DO NOT MERGE - Pipeline performance test project #4154

lrcouto · 2024-09-10T16:05:32Z

Description

Kedro project made to simulate delays and latency in specific points of a Kedro pipeline. Pass the desired delays in seconds using the --params flag. For example:

kedro run --params=hook_delay=5,dataset_load_delay=5,file_save_delay=5

Development notes

Developer Certificate of Origin

We need all contributions to comply with the Developer Certificate of Origin (DCO). All commits must be signed off by including a Signed-off-by line in the commit message. See our wiki for guidance.

If your PR is blocked due to unsigned commits, then you must follow the instructions under "Rebase the branch" on the GitHub Checks page for your PR. This will retroactively add the sign-off to all unsigned commits and allow the DCO check to pass.

Checklist

Read the contributing guidelines
Signed off each commit with a Developer Certificate of Origin (DCO)
Opened this PR as a 'Draft Pull Request' if it is work-in-progress
Updated the documentation to reflect the code changes
Added a description of this change in the RELEASE.md file
Added tests to cover my changes
Checked if this change will affect Kedro-Viz, and if so, communicated that with the Viz team

Signed-off-by: Laura Couto <laurarccouto@gmail.com>

noklam

Thanks! I am not able to run the pipeline with missing data so I just quickly review it on a high level.
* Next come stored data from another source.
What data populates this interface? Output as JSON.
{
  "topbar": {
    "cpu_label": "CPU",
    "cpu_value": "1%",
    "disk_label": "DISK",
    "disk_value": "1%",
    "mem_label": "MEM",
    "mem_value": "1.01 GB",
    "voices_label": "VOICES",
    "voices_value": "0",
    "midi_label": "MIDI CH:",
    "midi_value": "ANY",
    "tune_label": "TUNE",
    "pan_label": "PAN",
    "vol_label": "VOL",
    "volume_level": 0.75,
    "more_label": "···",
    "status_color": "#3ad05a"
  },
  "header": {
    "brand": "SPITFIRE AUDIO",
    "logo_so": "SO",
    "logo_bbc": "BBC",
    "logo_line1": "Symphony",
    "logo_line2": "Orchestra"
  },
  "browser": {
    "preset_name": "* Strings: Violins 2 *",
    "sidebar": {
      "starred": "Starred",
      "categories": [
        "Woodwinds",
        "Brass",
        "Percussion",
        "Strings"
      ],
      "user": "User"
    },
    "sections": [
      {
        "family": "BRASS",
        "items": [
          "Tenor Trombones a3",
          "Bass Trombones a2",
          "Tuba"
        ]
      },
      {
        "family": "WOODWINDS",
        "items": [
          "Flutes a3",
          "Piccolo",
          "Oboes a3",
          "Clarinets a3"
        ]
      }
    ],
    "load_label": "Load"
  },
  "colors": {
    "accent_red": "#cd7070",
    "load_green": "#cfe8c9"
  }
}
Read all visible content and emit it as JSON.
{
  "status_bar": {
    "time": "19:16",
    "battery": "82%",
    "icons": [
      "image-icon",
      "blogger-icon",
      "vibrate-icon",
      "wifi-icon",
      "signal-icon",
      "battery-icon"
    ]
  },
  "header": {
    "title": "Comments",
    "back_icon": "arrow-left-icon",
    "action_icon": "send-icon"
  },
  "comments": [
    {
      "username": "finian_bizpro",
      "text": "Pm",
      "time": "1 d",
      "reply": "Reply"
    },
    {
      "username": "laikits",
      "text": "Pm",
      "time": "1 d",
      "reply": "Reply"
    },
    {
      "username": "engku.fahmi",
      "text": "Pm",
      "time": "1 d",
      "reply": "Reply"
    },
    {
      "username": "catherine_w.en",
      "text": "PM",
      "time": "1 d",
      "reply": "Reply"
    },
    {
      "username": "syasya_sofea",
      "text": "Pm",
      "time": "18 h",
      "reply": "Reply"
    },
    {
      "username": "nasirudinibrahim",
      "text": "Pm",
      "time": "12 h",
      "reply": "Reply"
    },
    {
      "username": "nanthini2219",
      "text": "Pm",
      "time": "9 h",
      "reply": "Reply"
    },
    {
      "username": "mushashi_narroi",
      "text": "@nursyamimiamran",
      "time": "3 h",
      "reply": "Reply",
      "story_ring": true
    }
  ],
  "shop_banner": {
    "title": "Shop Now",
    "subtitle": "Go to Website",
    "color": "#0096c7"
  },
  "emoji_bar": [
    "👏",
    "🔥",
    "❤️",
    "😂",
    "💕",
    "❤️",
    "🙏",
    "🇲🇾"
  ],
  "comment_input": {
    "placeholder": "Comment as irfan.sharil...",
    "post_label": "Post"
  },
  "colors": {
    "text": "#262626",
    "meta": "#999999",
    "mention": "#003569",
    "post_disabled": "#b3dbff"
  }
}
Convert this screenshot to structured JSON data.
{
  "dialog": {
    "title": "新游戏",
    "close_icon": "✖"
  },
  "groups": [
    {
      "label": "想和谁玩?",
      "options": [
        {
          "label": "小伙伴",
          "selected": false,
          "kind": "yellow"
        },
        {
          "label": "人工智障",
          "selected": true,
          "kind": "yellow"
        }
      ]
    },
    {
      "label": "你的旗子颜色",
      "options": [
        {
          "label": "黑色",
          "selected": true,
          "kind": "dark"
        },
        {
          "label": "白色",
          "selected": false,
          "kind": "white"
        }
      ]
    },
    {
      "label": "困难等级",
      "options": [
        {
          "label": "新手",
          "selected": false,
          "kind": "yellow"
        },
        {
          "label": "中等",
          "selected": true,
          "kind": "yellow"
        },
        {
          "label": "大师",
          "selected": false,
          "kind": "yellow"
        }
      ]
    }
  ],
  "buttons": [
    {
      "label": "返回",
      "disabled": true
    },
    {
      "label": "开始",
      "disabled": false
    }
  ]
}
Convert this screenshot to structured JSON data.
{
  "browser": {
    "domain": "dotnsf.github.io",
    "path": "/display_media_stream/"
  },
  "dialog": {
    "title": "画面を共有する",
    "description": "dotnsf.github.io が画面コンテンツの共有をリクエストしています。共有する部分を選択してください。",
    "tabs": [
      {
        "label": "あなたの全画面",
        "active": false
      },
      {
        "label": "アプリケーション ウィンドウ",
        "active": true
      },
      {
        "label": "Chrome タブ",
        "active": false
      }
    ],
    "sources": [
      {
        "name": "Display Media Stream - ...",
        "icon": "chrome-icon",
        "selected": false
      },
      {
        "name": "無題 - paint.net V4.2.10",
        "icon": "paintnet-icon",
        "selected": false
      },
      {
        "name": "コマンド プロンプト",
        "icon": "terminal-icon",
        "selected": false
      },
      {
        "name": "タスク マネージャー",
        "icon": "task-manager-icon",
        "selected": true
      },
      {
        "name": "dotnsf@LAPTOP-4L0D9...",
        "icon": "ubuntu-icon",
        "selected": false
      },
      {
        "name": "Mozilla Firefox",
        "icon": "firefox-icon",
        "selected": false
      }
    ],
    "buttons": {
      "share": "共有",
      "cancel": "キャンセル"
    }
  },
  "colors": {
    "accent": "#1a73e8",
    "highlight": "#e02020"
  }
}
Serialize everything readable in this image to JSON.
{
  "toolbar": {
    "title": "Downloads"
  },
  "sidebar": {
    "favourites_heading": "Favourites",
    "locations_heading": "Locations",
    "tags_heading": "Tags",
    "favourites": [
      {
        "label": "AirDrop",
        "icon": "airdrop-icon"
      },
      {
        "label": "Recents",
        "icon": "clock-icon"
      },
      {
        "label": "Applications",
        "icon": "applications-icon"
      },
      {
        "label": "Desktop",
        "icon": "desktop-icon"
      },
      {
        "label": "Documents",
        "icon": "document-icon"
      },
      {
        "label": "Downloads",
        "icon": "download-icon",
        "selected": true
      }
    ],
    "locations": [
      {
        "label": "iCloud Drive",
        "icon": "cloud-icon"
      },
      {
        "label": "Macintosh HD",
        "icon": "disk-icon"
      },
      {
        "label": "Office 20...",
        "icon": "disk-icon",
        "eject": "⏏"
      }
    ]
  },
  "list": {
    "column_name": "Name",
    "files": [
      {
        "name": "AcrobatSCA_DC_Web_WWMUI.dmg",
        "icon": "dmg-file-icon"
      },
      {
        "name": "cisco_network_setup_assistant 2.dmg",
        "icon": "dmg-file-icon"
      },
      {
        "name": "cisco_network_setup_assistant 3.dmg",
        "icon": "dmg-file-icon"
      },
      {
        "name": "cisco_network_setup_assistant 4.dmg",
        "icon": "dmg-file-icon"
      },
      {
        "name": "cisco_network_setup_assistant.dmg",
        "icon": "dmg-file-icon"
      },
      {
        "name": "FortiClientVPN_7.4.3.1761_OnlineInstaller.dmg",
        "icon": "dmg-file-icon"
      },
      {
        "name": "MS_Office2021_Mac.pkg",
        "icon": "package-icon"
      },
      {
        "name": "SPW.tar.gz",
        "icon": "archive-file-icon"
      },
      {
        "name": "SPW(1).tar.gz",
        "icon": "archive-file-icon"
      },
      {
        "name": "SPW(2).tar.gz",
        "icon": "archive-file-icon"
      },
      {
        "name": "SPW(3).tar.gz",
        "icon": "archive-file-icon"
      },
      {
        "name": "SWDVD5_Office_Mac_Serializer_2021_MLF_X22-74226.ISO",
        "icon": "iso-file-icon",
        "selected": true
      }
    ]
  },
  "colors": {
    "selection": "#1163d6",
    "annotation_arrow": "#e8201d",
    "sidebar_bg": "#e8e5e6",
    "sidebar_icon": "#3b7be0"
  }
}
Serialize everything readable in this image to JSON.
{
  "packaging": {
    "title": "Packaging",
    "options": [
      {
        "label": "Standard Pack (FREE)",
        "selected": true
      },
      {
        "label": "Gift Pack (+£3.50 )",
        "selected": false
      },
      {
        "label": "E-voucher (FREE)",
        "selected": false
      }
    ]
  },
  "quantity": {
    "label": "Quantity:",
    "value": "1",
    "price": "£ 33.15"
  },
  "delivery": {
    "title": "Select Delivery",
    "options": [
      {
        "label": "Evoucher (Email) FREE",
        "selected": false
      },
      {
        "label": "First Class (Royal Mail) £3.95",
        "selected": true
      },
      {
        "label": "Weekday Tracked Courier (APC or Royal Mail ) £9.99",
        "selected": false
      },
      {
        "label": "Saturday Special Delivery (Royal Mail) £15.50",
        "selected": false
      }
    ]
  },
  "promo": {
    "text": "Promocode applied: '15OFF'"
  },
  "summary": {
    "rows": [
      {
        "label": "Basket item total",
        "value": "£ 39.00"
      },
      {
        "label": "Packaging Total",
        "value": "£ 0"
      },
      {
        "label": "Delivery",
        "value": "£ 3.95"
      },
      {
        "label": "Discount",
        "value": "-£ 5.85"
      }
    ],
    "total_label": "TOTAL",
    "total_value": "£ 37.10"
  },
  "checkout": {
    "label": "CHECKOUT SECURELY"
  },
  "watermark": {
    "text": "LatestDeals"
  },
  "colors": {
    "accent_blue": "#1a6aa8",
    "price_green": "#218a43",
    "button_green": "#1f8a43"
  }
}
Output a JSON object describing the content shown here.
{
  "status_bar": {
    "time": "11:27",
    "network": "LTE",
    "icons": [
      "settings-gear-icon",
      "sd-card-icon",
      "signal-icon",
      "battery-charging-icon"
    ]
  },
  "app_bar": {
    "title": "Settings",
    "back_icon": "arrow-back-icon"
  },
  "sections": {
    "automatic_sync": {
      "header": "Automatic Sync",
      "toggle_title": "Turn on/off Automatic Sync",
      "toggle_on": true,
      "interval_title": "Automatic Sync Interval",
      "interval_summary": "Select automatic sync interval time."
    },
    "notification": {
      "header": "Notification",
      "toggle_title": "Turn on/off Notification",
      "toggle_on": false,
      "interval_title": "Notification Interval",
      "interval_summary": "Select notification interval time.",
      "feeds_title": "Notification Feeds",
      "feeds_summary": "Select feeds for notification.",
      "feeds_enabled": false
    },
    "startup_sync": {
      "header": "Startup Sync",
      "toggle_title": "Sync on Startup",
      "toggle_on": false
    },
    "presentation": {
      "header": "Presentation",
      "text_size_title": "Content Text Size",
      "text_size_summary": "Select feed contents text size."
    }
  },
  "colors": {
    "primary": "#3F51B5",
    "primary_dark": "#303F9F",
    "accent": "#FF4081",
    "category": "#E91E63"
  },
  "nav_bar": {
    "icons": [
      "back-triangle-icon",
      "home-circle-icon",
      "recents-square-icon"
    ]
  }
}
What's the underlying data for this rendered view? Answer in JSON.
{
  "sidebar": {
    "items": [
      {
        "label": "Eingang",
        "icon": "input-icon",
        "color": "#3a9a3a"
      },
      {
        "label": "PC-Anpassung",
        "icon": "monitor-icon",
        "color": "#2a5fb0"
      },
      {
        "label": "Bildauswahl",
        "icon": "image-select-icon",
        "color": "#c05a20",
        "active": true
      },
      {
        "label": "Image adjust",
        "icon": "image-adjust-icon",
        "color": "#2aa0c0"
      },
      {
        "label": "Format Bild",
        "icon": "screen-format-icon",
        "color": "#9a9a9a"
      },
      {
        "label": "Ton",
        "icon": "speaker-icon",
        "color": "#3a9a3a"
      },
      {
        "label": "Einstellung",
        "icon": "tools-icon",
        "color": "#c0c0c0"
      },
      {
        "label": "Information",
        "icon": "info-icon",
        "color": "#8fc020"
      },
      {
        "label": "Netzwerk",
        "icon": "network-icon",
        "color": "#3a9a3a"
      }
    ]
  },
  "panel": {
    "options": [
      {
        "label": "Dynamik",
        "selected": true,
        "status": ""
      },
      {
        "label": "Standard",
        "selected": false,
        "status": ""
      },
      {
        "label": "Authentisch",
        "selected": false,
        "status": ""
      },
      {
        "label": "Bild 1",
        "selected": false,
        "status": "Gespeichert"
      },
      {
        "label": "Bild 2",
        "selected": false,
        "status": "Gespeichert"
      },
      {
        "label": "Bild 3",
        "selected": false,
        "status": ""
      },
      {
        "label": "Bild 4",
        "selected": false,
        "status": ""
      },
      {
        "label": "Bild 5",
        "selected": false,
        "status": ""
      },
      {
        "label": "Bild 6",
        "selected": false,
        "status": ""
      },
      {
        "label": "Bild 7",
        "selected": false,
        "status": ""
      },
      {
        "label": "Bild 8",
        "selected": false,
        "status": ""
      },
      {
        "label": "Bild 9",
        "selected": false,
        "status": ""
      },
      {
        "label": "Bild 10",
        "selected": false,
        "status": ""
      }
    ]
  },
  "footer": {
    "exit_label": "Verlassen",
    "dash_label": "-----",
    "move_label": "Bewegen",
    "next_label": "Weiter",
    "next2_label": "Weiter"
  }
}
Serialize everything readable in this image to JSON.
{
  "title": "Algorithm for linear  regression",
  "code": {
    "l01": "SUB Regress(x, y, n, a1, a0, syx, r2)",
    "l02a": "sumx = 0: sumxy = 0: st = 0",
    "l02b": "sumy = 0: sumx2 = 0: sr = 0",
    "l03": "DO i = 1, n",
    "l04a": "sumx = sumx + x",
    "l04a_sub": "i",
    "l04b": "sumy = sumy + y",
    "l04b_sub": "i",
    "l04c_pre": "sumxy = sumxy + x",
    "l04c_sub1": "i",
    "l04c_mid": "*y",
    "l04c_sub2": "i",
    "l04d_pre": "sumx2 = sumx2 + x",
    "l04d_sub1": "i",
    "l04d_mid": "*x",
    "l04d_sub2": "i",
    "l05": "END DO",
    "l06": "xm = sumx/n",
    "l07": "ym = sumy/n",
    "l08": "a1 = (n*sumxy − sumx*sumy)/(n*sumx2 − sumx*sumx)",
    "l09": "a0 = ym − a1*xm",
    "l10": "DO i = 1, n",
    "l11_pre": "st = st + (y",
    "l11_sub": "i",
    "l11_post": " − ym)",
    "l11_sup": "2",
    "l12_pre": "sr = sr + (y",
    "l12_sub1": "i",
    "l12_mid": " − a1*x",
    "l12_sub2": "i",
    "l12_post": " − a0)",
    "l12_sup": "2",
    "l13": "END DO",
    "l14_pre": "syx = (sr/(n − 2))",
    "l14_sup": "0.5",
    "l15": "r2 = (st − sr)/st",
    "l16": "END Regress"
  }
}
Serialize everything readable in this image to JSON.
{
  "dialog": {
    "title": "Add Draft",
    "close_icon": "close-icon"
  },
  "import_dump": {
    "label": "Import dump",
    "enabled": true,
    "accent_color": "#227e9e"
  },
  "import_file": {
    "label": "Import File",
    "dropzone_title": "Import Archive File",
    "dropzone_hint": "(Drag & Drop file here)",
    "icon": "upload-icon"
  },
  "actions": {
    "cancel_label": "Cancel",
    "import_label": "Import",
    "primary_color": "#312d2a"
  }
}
Can you add some description do the PR explaining how to use this pipeline test. I see that most of the pipeline here are mocking with sleep, why did you end up going with this implementation?

For example, if I want to answer the question, does Kedro run too slow when it needs to connect to a database, what command should I run?

noklam · 2024-09-17T10:28:08Z

performance-test/conf/README.md

@@ -0,0 +1,20 @@
+# What is this for?
+
+This folder should be used to store configuration files used by Kedro or by separate tools.


Is there any specific configuration needed to be documented? Otherwise I think we can remove this from our project

noklam · 2024-09-17T10:29:07Z

performance-test/README.md

@@ -0,0 +1,98 @@
+# performance-test


Maybe it's more helpful to document how this project should be used, otherwise I suggest removing it as these template doesn't add much information for us.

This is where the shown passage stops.